Figure 1. CT with contrast of the thorax in coronal view. The blue oval demarcates the prominent azygos vein.
Figure 2. CT with contrast of the abdomen in coronal view. The blue circles demarcate the tortuous varices within the pararenal fat surrounding the right kidney.
Figure 3. CT with contrast of the abdomen in cross-sectional view demonstrating the absence of normal renal vein structures.
Figure 4. CT with contrast of the abdomen in coronal view. The blue dashed lines demarcate the expected area of the common iliac veins joining to form the IVC.

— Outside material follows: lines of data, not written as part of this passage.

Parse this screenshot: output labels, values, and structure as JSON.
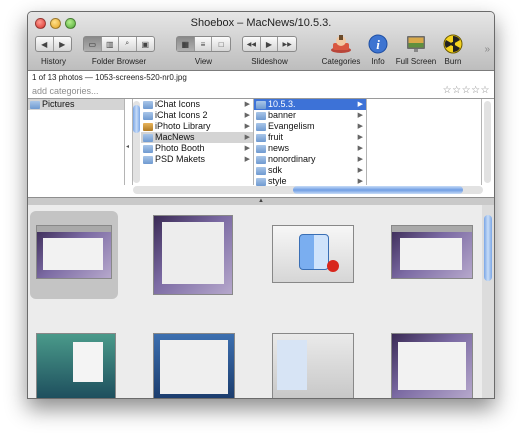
{
  "window": {
    "title": "Shoebox – MacNews/10.5.3."
  },
  "toolbar": {
    "history_label": "History",
    "folder_browser_label": "Folder Browser",
    "view_label": "View",
    "slideshow_label": "Slideshow",
    "categories_label": "Categories",
    "info_label": "Info",
    "fullscreen_label": "Full Screen",
    "burn_label": "Burn",
    "overflow": "»"
  },
  "glyphs": {
    "back": "◀",
    "forward": "▶",
    "first": "◀◀",
    "last": "▶▶",
    "play": "▶▶",
    "rewind": "◀◀",
    "search": "🔍",
    "camera": "📷",
    "grip": "▲"
  },
  "info": {
    "status": "1 of 13 photos — 1053-screens-520-nr0.jpg",
    "category_placeholder": "add categories...",
    "stars": "☆☆☆☆☆"
  },
  "browser": {
    "col1": [
      {
        "label": "Pictures"
      }
    ],
    "col2": [
      {
        "label": "iChat Icons"
      },
      {
        "label": "iChat Icons 2"
      },
      {
        "label": "iPhoto Library"
      },
      {
        "label": "MacNews"
      },
      {
        "label": "Photo Booth"
      },
      {
        "label": "PSD Makets"
      }
    ],
    "col3": [
      {
        "label": "10.5.3."
      },
      {
        "label": "banner"
      },
      {
        "label": "Evangelism"
      },
      {
        "label": "fruit"
      },
      {
        "label": "news"
      },
      {
        "label": "nonordinary"
      },
      {
        "label": "sdk"
      },
      {
        "label": "style"
      }
    ],
    "arrow": "▶"
  },
  "colors": {
    "selection": "#3d72d7",
    "accent_scroll": "#6f9de4"
  },
  "icons": {
    "categories": "categories-icon",
    "info": "info-icon",
    "fullscreen": "fullscreen-icon",
    "burn": "burn-icon"
  }
}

On abdominal ultrasonography results, the intrahepatic IVC was only seen as a short segment within the liver before entering the right atrium, without any remainder of the IVC visualized. Accordingly, the intrahepatic veins were noted to drain into the right atrium. Again, thrombus was identified in the left iliac vein. The main renal veins were not visualized, and the presence of numerous dilated collateral veins was reported.
The patient was initially started on therapeutic enoxaparin and then bridged to warfarin. A lack of renal veins bilaterally, as in our patient’s case, may result in compromised blood flow, and close renal monitoring may be of benefit. However, our patient had normal renal function and normal-size kidneys without evidence of compromised blood flow; therefore, no surgical intervention was indicated.
Discussion. Vascular anomalies involving the IVC are uncommon and are estimated to be present in approximately 0.3% to 0.5% of the general population. IVC agenesis is a rare disorder with a prevalence of 0.0005% to 1% in the general population.1,2 Since the first case was reported in 1891,3 there have been 27 case reports and case series published.
The most commonly reported presenting symptom of IVC agenesis in young adults is DVT.4 IVC agenesis is estimated to be present in 5% of the population younger than 30 years who present with unprovoked DVT.1 Other common presentations include intractable lower back pain, sciatica,5 and lower extremity numbness.6 Less common presentations include venous dilatations and cyanosis of the lower abdominal wall and lower extremities in newborns,7 menorrhagia and pelvic pain in women,8 and dyspnea due to pulmonary arteriovenous malformations9; emergent circumstances can also present with spontaneous rupture of collateral venous aneurysms.10
IVC anomalies occur from a deviation in normal vascular development during the sixth to eighth week of gestation. IVC development depends on anastomosis of 3 pairs of embryonic veins—the posterior cardinal veins, the subcardinal veins, and the supracardinal veins.11,12 IVC absence is thought to be related to intrauterine thrombosis or dysontogenesis.13 As in our patient’s case, collateralization allows for drainage of the lower extremities and the kidneys, which can be problematic if the anomaly is undiagnosed.
Definitive diagnosis is most often made with CT. The current management recommendation for patients with IVC anomalies is prophylactic anticoagulation therapy to prevent serious life-threatening sequelae; additional recommendations include avoidance of prolonged immobility and avoidance of oral contraceptive use in women. Successful surgical treatments for IVC anomalies include IVC prosthetic replacement,14 percutaneous endovascular creation of an IVC,15 and replacement of the IVC with an external ring-supported polytetrafluoroethylene graft.16
Ultimately, any patient younger than 30 years presenting with a DVT or chronic lower back pain should be evaluated further for coagulopathy and for vascular anomaly, including IVC agenesis. Appropriate imaging evaluation with CT angiography and/or MRI can provide a diagnosis and aid in future medical or surgical management.